Investigators have begun trying to tease out the long-term effects of this natural gas extraction technology, but answers on whether people who live near fracking sites are at increased risk of disease are likely several more years away, given the complexity of this research – and the fact that many people who have allowed companies to lease their land for fracking have signed confidentiality agreements, says the lead author.

“For the most part, they’re not allowed to talk about any ill effects to themselves, to their water, to their land, even to their animals,” Dr. Madelon Finkel, an epidemiologist at Weill Cornell Medical College in New York City, told Reuters Health in an interview. “That in a sense is hampering the ability to do good research.”

Finkel and her colleague Jake Hays of PSE Healthy Energy in New York City co-authored a call for high quality epidemiological research on the environmental and health impacts of fracking in the Journal of Epidemiology and Community Health.

“The available science raises substantial questions about the potential for harm to health,” they write. And people living near drilling sites “are presenting with symptoms (e.g., skin rashes, nausea, abdominal pain, respiratory difficulties, headaches, dizziness, eye irritations, throat irritations, nosebleeds, anxiety, stress) that demand further investigation.”

High-volume hydraulic fracturing involves pumping millions of gallons of water, chemicals and sand or silica at high pressure into holes drilled into rock formations. This causes small fractures in the rock that allow natural gas or oil to escape. The fluid that flows back after fracking contains “thousands of gallons of toxic chemicals, the vast majority of which are not identified,” Finkel and Hays write in their commentary.

“Wells have blowouts, spills are common, and methane is leaked and vented into the atmosphere at all stages of the extraction process,” they add.

Finkel is combing through Pennsylvania Department of Health data from the heavily fracked southwest portion of the state to investigate whether there is any association between fracking and cancers that are known to be linked to environmental contamination, such as bladder cancer, thyroid cancer and leukemia.

She has identified higher-than-expected rates of cancer in Washington County post-fracking, but she also learned that cancer rates had been high before fracking was introduced to the region.

“As I dug deeper, I realized that in a lot of these communities and counties there was a lot of coal mining going on in that area, and there were a lot of chemical industries that were in operation there,” she said.

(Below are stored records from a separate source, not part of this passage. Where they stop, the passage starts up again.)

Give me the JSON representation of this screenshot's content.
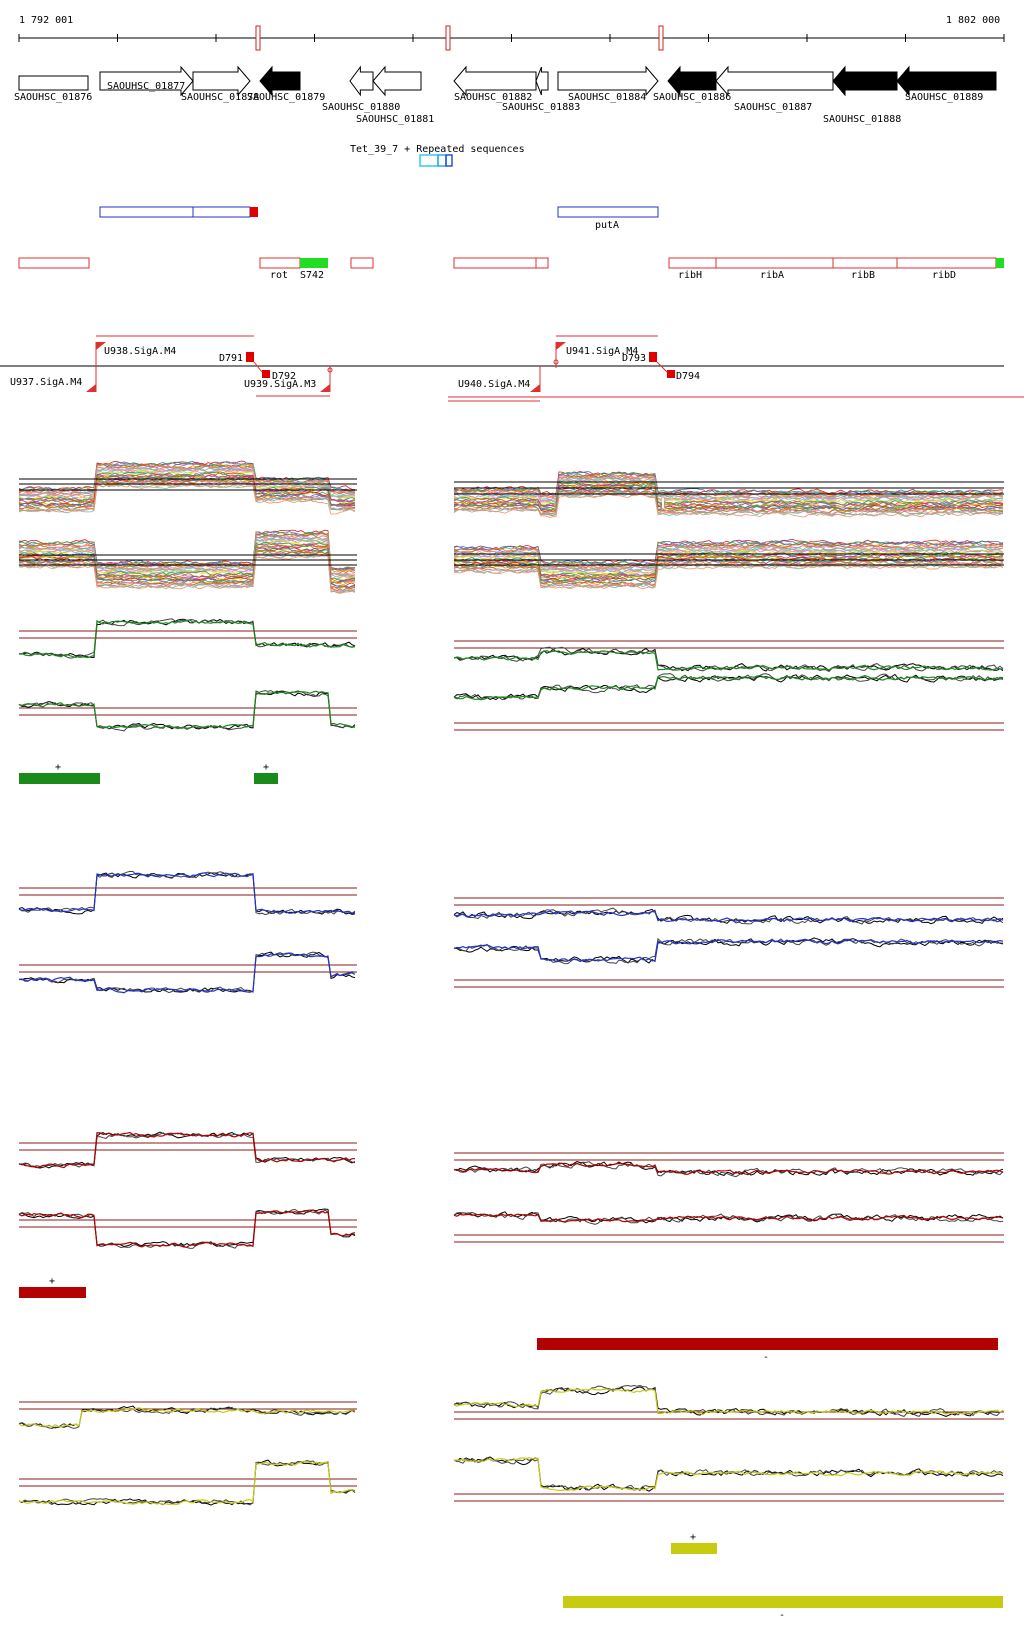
{
  "ruler": {
    "start": "1 792 001",
    "end": "1 802 000"
  },
  "genes": [
    {
      "start": 19,
      "end": 88,
      "strand": "none",
      "fill": "white",
      "label": "SAOUHSC_01876"
    },
    {
      "start": 100,
      "end": 193,
      "strand": "+",
      "fill": "white",
      "label": "SAOUHSC_01877"
    },
    {
      "start": 193,
      "end": 250,
      "strand": "+",
      "fill": "white",
      "label": "SAOUHSC_01878"
    },
    {
      "start": 260,
      "end": 300,
      "strand": "-",
      "fill": "black",
      "label": "SAOUHSC_01879"
    },
    {
      "start": 350,
      "end": 373,
      "strand": "-",
      "fill": "white",
      "label": "SAOUHSC_01880"
    },
    {
      "start": 373,
      "end": 421,
      "strand": "-",
      "fill": "white",
      "label": "SAOUHSC_01881"
    },
    {
      "start": 454,
      "end": 536,
      "strand": "-",
      "fill": "white",
      "label": "SAOUHSC_01882"
    },
    {
      "start": 536,
      "end": 548,
      "strand": "-",
      "fill": "white",
      "label": "SAOUHSC_01883"
    },
    {
      "start": 558,
      "end": 658,
      "strand": "+",
      "fill": "white",
      "label": "SAOUHSC_01884"
    },
    {
      "start": 668,
      "end": 716,
      "strand": "-",
      "fill": "black",
      "label": "SAOUHSC_01886"
    },
    {
      "start": 716,
      "end": 833,
      "strand": "-",
      "fill": "white",
      "label": "SAOUHSC_01887"
    },
    {
      "start": 833,
      "end": 897,
      "strand": "-",
      "fill": "black",
      "label": "SAOUHSC_01888"
    },
    {
      "start": 897,
      "end": 996,
      "strand": "-",
      "fill": "black",
      "label": "SAOUHSC_01889"
    }
  ],
  "repeat_label": "Tet_39_7 + Repeated sequences",
  "operons_blue": {
    "label": "putA"
  },
  "features_red": [
    {
      "label": "rot"
    },
    {
      "label": "S742"
    },
    {
      "label": "ribH"
    },
    {
      "label": "ribA"
    },
    {
      "label": "ribB"
    },
    {
      "label": "ribD"
    }
  ],
  "promoters": [
    {
      "label": "U937.SigA.M4"
    },
    {
      "label": "U938.SigA.M4"
    },
    {
      "label": "D791"
    },
    {
      "label": "D792"
    },
    {
      "label": "U939.SigA.M3"
    },
    {
      "label": "U940.SigA.M4"
    },
    {
      "label": "U941.SigA.M4"
    },
    {
      "label": "D793"
    },
    {
      "label": "D794"
    }
  ],
  "sign_marks": {
    "plus": "+",
    "minus": "-"
  },
  "colors": {
    "green": "#1a8a1a",
    "blue": "#2233cc",
    "red": "#b30000",
    "yellow": "#c8cc10",
    "gene_red": "#e03030",
    "threshold": "#8b1a1a"
  }
}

For example, uranium tailings had been dumped in one site – and a golf course built on top of the dump.

In addition to sorting out these environmental factors, investigators must look at lifestyle factors such as smoking, alcohol use and diet among people living in the area, Finkel added.

She hopes to perform a case-control study to hone in on the potential health effects of fracking. This involves matching people with an illness to similar individuals who are free from the illness, and figuring out whether the two groups have different “exposures.” For example, Finkel said, it’s possible to measure the distance between a person’s home and the closest fracking fluid well, to see if people who live closer to these wells are at greater risk of disease.

“Until we do that, what we have is ‘he says, she says,’” Finkel said. “We just have to be careful not to airbrush things and say, ‘well, you’re sick because of the fracking.’”

For now, she added, “safeguards should be put in place to minimize the potential for harm.” This would involve, for example, storing, treating and disposing of fracking fluid carefully to avoid contaminating drinking water supplies, and taking steps to capture methane.

“I’m not anti-fracking per se,” Finkel said. “I’m just saying, do it cleanly and appropriately and correctly.”